Come, dovevo ancora capirlo. Perché, restava un’incognita.
Quando
l’avevo incontrata per la prima volta, disinvolta ed sfacciata sul bancone di
quella bicocca, mi ero chiesto de per caso quella forza, quel fuoco che avevo
sentito divampare in me fosse per caso quel che si dice COLPO DI FULMINE.
Razionalmente mi risposi di no, che era solo voglia di fare l’eroe a spingermi
verso di lei, la volontà di aiutarla, come non aveva fatto con mio fratello
esattamente un anno prima, la voglia di dimostrarsi ancora importanti per
qualcuno.
Eppure
mi era sempre più evidente che il raziocinio aveva poco a che fare con la mia
vita, negli ultimi tempi.
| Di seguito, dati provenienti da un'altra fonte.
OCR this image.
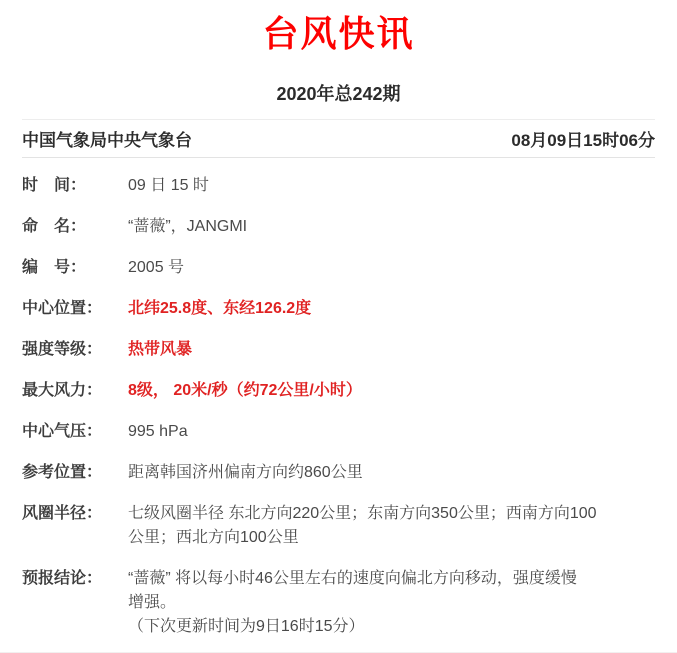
台风快讯
2020年总242期
中国气象局中央气象台	08月09日15时06分
时　间：	09 日 15 时
命　名：	“蔷薇”，JANGMI
编　号：	2005 号
中心位置：	北纬25.8度、东经126.2度
强度等级：	热带风暴
最大风力：	8级， 20米/秒（约72公里/小时）
中心气压：	995 hPa
参考位置：	距离韩国济州偏南方向约860公里
风圈半径：	七级风圈半径 东北方向220公里；东南方向350公里；西南方向100
公里；西北方向100公里
预报结论：	“蔷薇” 将以每小时46公里左右的速度向偏北方向移动，强度缓慢
增强。
（下次更新时间为9日16时15分）
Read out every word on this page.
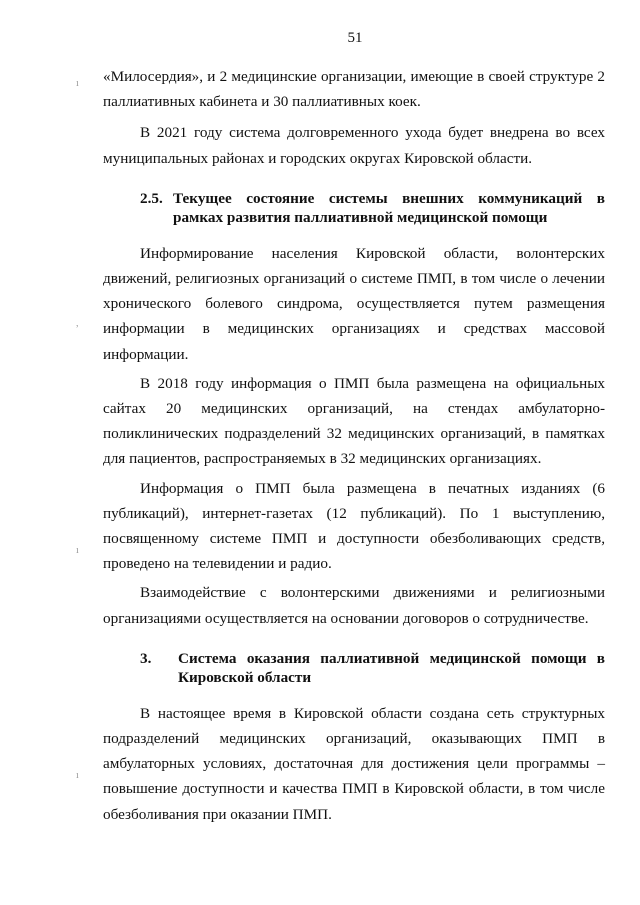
51
ı
,
ı
ı

«Милосердия», и 2 медицинские организации, имеющие в своей структуре 2 паллиативных кабинета и 30 паллиативных коек.

В 2021 году система долговременного ухода будет внедрена во всех муниципальных районах и городских округах Кировской области.

2.5. Текущее состояние системы внешних коммуникаций в рамках развития паллиативной медицинской помощи

Информирование населения Кировской области, волонтерских движений, религиозных организаций о системе ПМП, в том числе о лечении хронического болевого синдрома, осуществляется путем размещения информации в медицинских организациях и средствах массовой информации.

В 2018 году информация о ПМП была размещена на официальных сайтах 20 медицинских организаций, на стендах амбулаторно-поликлинических подразделений 32 медицинских организаций, в памятках для пациентов, распространяемых в 32 медицинских организациях.

Информация о ПМП была размещена в печатных изданиях (6 публикаций), интернет-газетах (12 публикаций). По 1 выступлению, посвященному системе ПМП и доступности обезболивающих средств, проведено на телевидении и радио.

Взаимодействие с волонтерскими движениями и религиозными организациями осуществляется на основании договоров о сотрудничестве.

3.	Система оказания паллиативной медицинской помощи в Кировской области

В настоящее время в Кировской области создана сеть структурных подразделений медицинских организаций, оказывающих ПМП в амбулаторных условиях, достаточная для достижения цели программы – повышение доступности и качества ПМП в Кировской области, в том числе обезболивания при оказании ПМП.
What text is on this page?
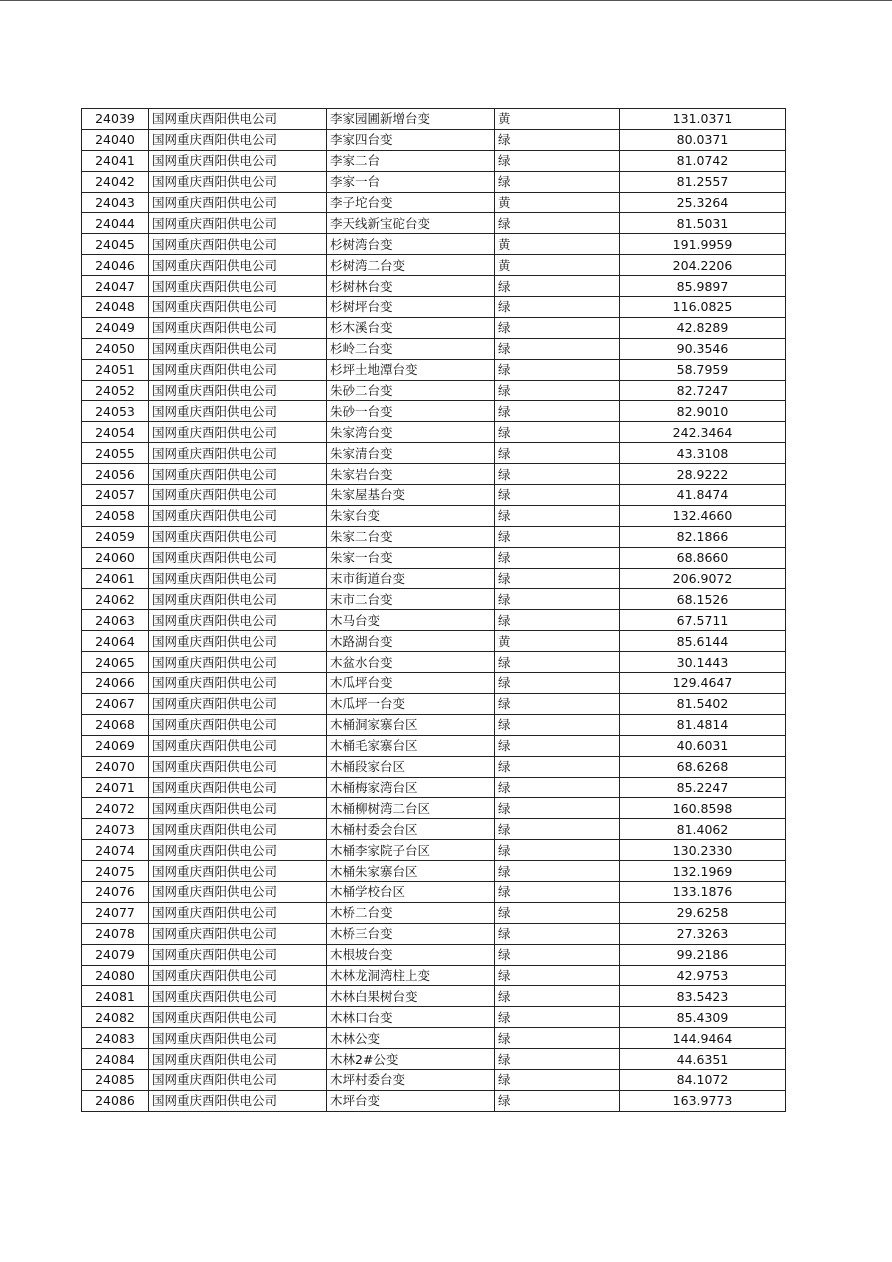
24039	国网重庆酉阳供电公司	李家园圃新增台变	黄	131.0371
24040	国网重庆酉阳供电公司	李家四台变	绿	80.0371
24041	国网重庆酉阳供电公司	李家二台	绿	81.0742
24042	国网重庆酉阳供电公司	李家一台	绿	81.2557
24043	国网重庆酉阳供电公司	李子坨台变	黄	25.3264
24044	国网重庆酉阳供电公司	李天线新宝砣台变	绿	81.5031
24045	国网重庆酉阳供电公司	杉树湾台变	黄	191.9959
24046	国网重庆酉阳供电公司	杉树湾二台变	黄	204.2206
24047	国网重庆酉阳供电公司	杉树林台变	绿	85.9897
24048	国网重庆酉阳供电公司	杉树坪台变	绿	116.0825
24049	国网重庆酉阳供电公司	杉木溪台变	绿	42.8289
24050	国网重庆酉阳供电公司	杉岭二台变	绿	90.3546
24051	国网重庆酉阳供电公司	杉坪土地潭台变	绿	58.7959
24052	国网重庆酉阳供电公司	朱砂二台变	绿	82.7247
24053	国网重庆酉阳供电公司	朱砂一台变	绿	82.9010
24054	国网重庆酉阳供电公司	朱家湾台变	绿	242.3464
24055	国网重庆酉阳供电公司	朱家清台变	绿	43.3108
24056	国网重庆酉阳供电公司	朱家岩台变	绿	28.9222
24057	国网重庆酉阳供电公司	朱家屋基台变	绿	41.8474
24058	国网重庆酉阳供电公司	朱家台变	绿	132.4660
24059	国网重庆酉阳供电公司	朱家二台变	绿	82.1866
24060	国网重庆酉阳供电公司	朱家一台变	绿	68.8660
24061	国网重庆酉阳供电公司	末市街道台变	绿	206.9072
24062	国网重庆酉阳供电公司	末市二台变	绿	68.1526
24063	国网重庆酉阳供电公司	木马台变	绿	67.5711
24064	国网重庆酉阳供电公司	木路湖台变	黄	85.6144
24065	国网重庆酉阳供电公司	木盆水台变	绿	30.1443
24066	国网重庆酉阳供电公司	木瓜坪台变	绿	129.4647
24067	国网重庆酉阳供电公司	木瓜坪一台变	绿	81.5402
24068	国网重庆酉阳供电公司	木桶洞家寨台区	绿	81.4814
24069	国网重庆酉阳供电公司	木桶毛家寨台区	绿	40.6031
24070	国网重庆酉阳供电公司	木桶段家台区	绿	68.6268
24071	国网重庆酉阳供电公司	木桶梅家湾台区	绿	85.2247
24072	国网重庆酉阳供电公司	木桶柳树湾二台区	绿	160.8598
24073	国网重庆酉阳供电公司	木桶村委会台区	绿	81.4062
24074	国网重庆酉阳供电公司	木桶李家院子台区	绿	130.2330
24075	国网重庆酉阳供电公司	木桶朱家寨台区	绿	132.1969
24076	国网重庆酉阳供电公司	木桶学校台区	绿	133.1876
24077	国网重庆酉阳供电公司	木桥二台变	绿	29.6258
24078	国网重庆酉阳供电公司	木桥三台变	绿	27.3263
24079	国网重庆酉阳供电公司	木根坡台变	绿	99.2186
24080	国网重庆酉阳供电公司	木林龙洞湾柱上变	绿	42.9753
24081	国网重庆酉阳供电公司	木林白果树台变	绿	83.5423
24082	国网重庆酉阳供电公司	木林口台变	绿	85.4309
24083	国网重庆酉阳供电公司	木林公变	绿	144.9464
24084	国网重庆酉阳供电公司	木林2#公变	绿	44.6351
24085	国网重庆酉阳供电公司	木坪村委台变	绿	84.1072
24086	国网重庆酉阳供电公司	木坪台变	绿	163.9773
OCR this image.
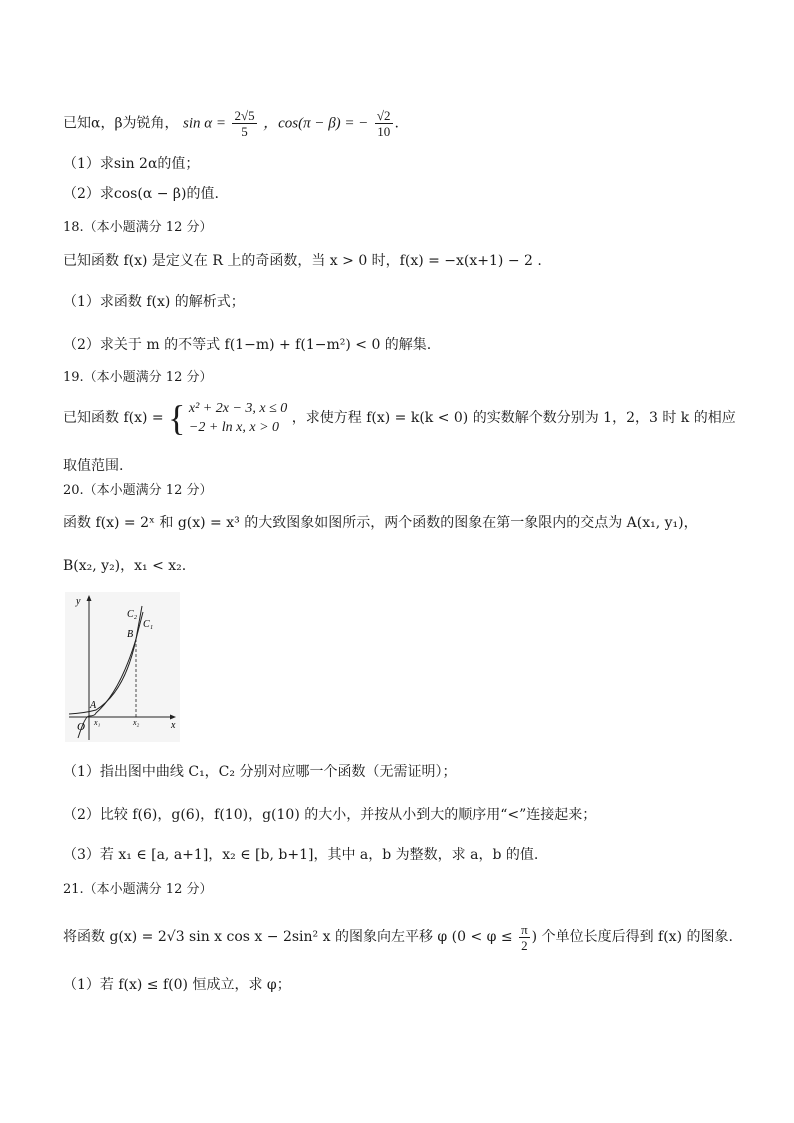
已知α，β为锐角， $\sin \alpha = \frac{2√5}{5}$ ，cos(π − β) = − $\frac{√2}{10}$ .
（1）求sin 2α的值；
（2）求cos(α − β)的值.
18.（本小题满分 12 分）
已知函数 f(x) 是定义在 R 上的奇函数，当 x > 0 时，f(x) = −x(x+1) − 2 .
（1）求函数 f(x) 的解析式；
（2）求关于 m 的不等式 f(1−m) + f(1−m²) < 0 的解集.
19.（本小题满分 12 分）
已知函数 f(x) = { x² + 2x − 3, x ≤ 0
−2 + ln x, x > 0
，求使方程 f(x) = k(k < 0) 的实数解个数分别为 1，2，3 时 k 的相应
取值范围.
20.（本小题满分 12 分）
函数 f(x) = 2ˣ 和 g(x) = x³ 的大致图象如图所示，两个函数的图象在第一象限内的交点为 A(x₁, y₁)，
B(x₂, y₂)，x₁ < x₂.
y
x
O
A
B
C₂
C₁
x₁	x₂
（1）指出图中曲线 C₁，C₂ 分别对应哪一个函数（无需证明）；
（2）比较 f(6)，g(6)，f(10)，g(10) 的大小，并按从小到大的顺序用“<”连接起来；
（3）若 x₁ ∈ [a, a+1]，x₂ ∈ [b, b+1]，其中 a，b 为整数，求 a，b 的值.
21.（本小题满分 12 分）
将函数 g(x) = 2√3 sin x cos x − 2sin² x 的图象向左平移 φ ($0 < \varphi \le \frac{\pi}{2}$ ) 个单位长度后得到 f(x) 的图象.
（1）若 f(x) ≤ f(0) 恒成立，求 φ；
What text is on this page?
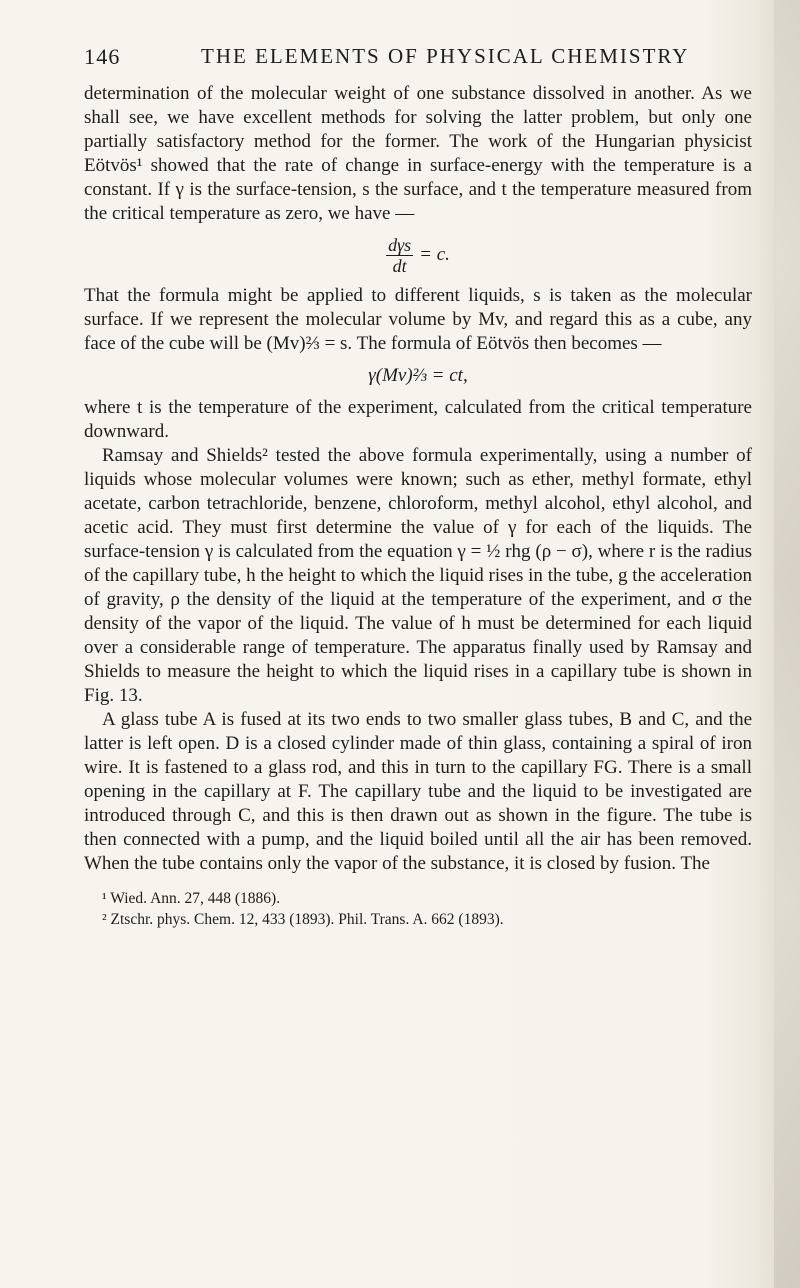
146	THE ELEMENTS OF PHYSICAL CHEMISTRY

determination of the molecular weight of one substance dissolved in another. As we shall see, we have excellent methods for solving the latter problem, but only one partially satisfactory method for the former. The work of the Hungarian physicist Eötvös¹ showed that the rate of change in surface-energy with the temperature is a constant. If γ is the surface-tension, s the surface, and t the temperature measured from the critical temperature as zero, we have —

$\frac{\text{dγs}}{dt} = c$.

That the formula might be applied to different liquids, s is taken as the molecular surface. If we represent the molecular volume by Mv, and regard this as a cube, any face of the cube will be (Mv)⅔ = s. The formula of Eötvös then becomes —

γ(Mv)⅔ = ct,

where t is the temperature of the experiment, calculated from the critical temperature downward.

Ramsay and Shields² tested the above formula experimentally, using a number of liquids whose molecular volumes were known; such as ether, methyl formate, ethyl acetate, carbon tetrachloride, benzene, chloroform, methyl alcohol, ethyl alcohol, and acetic acid. They must first determine the value of γ for each of the liquids. The surface-tension γ is calculated from the equation γ = ½ rhg (ρ − σ), where r is the radius of the capillary tube, h the height to which the liquid rises in the tube, g the acceleration of gravity, ρ the density of the liquid at the temperature of the experiment, and σ the density of the vapor of the liquid. The value of h must be determined for each liquid over a considerable range of temperature. The apparatus finally used by Ramsay and Shields to measure the height to which the liquid rises in a capillary tube is shown in Fig. 13.

A glass tube A is fused at its two ends to two smaller glass tubes, B and C, and the latter is left open. D is a closed cylinder made of thin glass, containing a spiral of iron wire. It is fastened to a glass rod, and this in turn to the capillary FG. There is a small opening in the capillary at F. The capillary tube and the liquid to be investigated are introduced through C, and this is then drawn out as shown in the figure. The tube is then connected with a pump, and the liquid boiled until all the air has been removed. When the tube contains only the vapor of the substance, it is closed by fusion. The

¹ Wied. Ann. 27, 448 (1886).

² Ztschr. phys. Chem. 12, 433 (1893). Phil. Trans. A. 662 (1893).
Era diventata, infatti, un susseguirsi di passi
avventati, gesti che mi avrebbero potenzialmente in un mare di guai.
Forse
le mie giustificazioni logiche erano state valide quella primissima sera,
quando dovetti combattere con gli ormoni a palla, ma ora le sentivo sgretolarsi
come un castello di sabbia su una spiaggia ventosa d’inverno.
Non
ero più certo che il mio cuore fosse ancora indipendente; era pesante e
affaticato, come un operario che fa un doppio lavoro, come se battesse per due.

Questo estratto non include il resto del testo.